La clause éthique en point de rupture

Le différend portait sur le texte du contrat que le Pentagone souhaite utiliser pour accéder à Claude. Selon le Financial Times, une partie concernant l’analyse de données collectées à grande échelle était particulièrement sensible. Anthropic considère cela comme une porte ouverte vers des applications que l’entreprise cherche précisément à interdire.

Lorsque Anthropic a refusé de faire des concessions, le ministre de la Défense Pete Hegseth a menacé de classer l’entreprise comme « risque pour la chaîne d’approvisionnement ». Ce label peut avoir des conséquences graves, dissuadant fournisseurs et partenaires de collaborer avec Anthropic. The Verge décrit cette mesure comme faisant suite à des tentatives du Pentagone pour que Anthropic accorde plus de latitude à un usage militaire.

Pourquoi Anthropic revient à la table des négociations

Le retour d’Anthropic à la table des discussions ressemble fortement à une stratégie de limitation des dégâts. L’entreprise aime se positionner comme principielle, mais elle ne peut se permettre d’être définitivement exclue des contrats gouvernementaux américains. Les rapports mentionnent un accord de deux cents millions de dollars concernant l’utilisation de la technologie Anthropic dans le domaine de la sécurité nationale.

Selon le Financial Times, Amodei est en discussion avec le sous-secrétaire Emil Michael pour sauver les négociations. Toutefois, une forte irritation persiste en arrière-plan. L’article décrit comment le ton s’est durci entre les deux parties au cours de la période récente.

Pour le marché plus large de la tech et de l’IA, c’est un signal que les règles concernant les applications d’IA « autorisées » ne sont pas encore pleinement définies. Cela n’affecte pas seulement les contrats de défense, mais pose aussi la question de la sévérité avec laquelle les entreprises peuvent fixer leurs propres limites de sécurité sans perdre clients ou gouvernements.

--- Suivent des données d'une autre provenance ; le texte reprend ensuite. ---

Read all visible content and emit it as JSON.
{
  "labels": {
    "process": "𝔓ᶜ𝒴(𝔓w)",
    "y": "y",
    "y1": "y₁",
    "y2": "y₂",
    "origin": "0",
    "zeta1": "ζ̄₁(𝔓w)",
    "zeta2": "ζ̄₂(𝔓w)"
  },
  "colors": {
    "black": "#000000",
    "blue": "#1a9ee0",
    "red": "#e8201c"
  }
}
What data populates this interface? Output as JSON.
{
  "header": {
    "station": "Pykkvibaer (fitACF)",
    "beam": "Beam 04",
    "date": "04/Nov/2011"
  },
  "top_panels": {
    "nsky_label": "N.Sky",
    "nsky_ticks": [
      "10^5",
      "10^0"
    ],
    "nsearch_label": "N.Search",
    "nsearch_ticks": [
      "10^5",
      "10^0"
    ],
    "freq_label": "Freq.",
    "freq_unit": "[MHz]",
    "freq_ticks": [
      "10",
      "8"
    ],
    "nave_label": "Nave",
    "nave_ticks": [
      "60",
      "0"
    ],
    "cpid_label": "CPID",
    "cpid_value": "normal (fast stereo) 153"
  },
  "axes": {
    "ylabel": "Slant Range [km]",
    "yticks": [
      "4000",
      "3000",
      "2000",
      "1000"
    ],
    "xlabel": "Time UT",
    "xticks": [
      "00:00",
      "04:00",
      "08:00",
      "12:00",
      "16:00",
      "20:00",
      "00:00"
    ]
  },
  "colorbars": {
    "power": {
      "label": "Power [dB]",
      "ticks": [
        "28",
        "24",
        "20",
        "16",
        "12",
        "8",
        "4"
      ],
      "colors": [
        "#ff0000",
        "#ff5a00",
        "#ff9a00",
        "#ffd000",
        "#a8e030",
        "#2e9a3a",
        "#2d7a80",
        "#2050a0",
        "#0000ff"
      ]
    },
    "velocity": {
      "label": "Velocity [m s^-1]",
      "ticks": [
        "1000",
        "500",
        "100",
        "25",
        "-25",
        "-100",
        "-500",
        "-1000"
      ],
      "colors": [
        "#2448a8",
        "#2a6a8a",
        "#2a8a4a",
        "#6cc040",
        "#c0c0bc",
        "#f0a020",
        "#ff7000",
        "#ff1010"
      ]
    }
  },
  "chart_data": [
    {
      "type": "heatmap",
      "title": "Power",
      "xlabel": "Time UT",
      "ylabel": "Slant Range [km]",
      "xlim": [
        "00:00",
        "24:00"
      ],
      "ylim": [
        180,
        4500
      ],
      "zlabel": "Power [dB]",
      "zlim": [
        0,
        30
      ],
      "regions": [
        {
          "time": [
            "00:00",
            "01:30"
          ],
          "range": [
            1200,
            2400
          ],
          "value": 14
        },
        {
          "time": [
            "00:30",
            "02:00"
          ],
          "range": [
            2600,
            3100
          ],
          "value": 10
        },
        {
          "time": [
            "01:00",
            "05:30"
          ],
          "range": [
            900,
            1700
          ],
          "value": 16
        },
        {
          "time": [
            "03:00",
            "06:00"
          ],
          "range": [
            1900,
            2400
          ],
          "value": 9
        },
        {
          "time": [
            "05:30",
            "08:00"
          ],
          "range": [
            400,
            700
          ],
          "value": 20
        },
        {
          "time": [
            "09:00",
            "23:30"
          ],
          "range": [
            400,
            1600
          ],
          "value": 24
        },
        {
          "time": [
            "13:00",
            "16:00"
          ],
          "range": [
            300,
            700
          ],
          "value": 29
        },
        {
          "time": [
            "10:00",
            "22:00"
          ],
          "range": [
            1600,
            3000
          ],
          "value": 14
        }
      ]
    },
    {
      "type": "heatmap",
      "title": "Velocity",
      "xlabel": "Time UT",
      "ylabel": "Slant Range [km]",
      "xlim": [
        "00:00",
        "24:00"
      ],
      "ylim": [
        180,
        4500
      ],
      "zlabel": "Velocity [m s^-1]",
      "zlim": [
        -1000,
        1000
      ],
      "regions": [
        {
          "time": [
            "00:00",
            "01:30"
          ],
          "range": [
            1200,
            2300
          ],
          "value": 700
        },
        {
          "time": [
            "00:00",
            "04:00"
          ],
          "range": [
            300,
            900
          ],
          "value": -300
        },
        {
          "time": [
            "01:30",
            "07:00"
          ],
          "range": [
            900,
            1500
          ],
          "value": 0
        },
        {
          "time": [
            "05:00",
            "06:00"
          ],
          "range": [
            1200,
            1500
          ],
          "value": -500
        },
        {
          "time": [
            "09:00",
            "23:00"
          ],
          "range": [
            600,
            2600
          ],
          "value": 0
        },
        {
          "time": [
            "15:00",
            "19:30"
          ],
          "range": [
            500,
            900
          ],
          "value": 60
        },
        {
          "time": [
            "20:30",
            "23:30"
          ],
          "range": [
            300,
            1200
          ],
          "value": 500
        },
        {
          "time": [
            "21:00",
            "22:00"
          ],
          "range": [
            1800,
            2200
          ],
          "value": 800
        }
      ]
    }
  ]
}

OpenAI a comblé le vide mais a directement fait face à des critiques

Lorsque Anthropic a été temporairement écartée, OpenAI a pu rapidement se rapprocher du Pentagone. Mais cette précipitation a tourné à son désavantage. Sam Altman a admis peu de temps après qu’OpenAI n’aurait pas dû précipiter l’accord, admettant que cela pouvait sembler « opportuniste et bâclé ». OpenAI a indiqué qu’elle ajusterait les accords, ajoutant des restrictions supplémentaires concernant la surveillance et l’utilisation de l’IA sans contrôle humain.

Cela rend la situation d’autant plus délicate pour Anthropic. Si OpenAI parvient à trouver un langage contractuel que le Pentagone accepte, un précédent sera créé, difficile à ignorer pour d’autres entreprises d’IA. Si Anthropic réussit à revenir avec ses propres conditions, cela pourrait fixer une norme pour des restrictions plus strictes sur l’utilisation militaire de l’IA.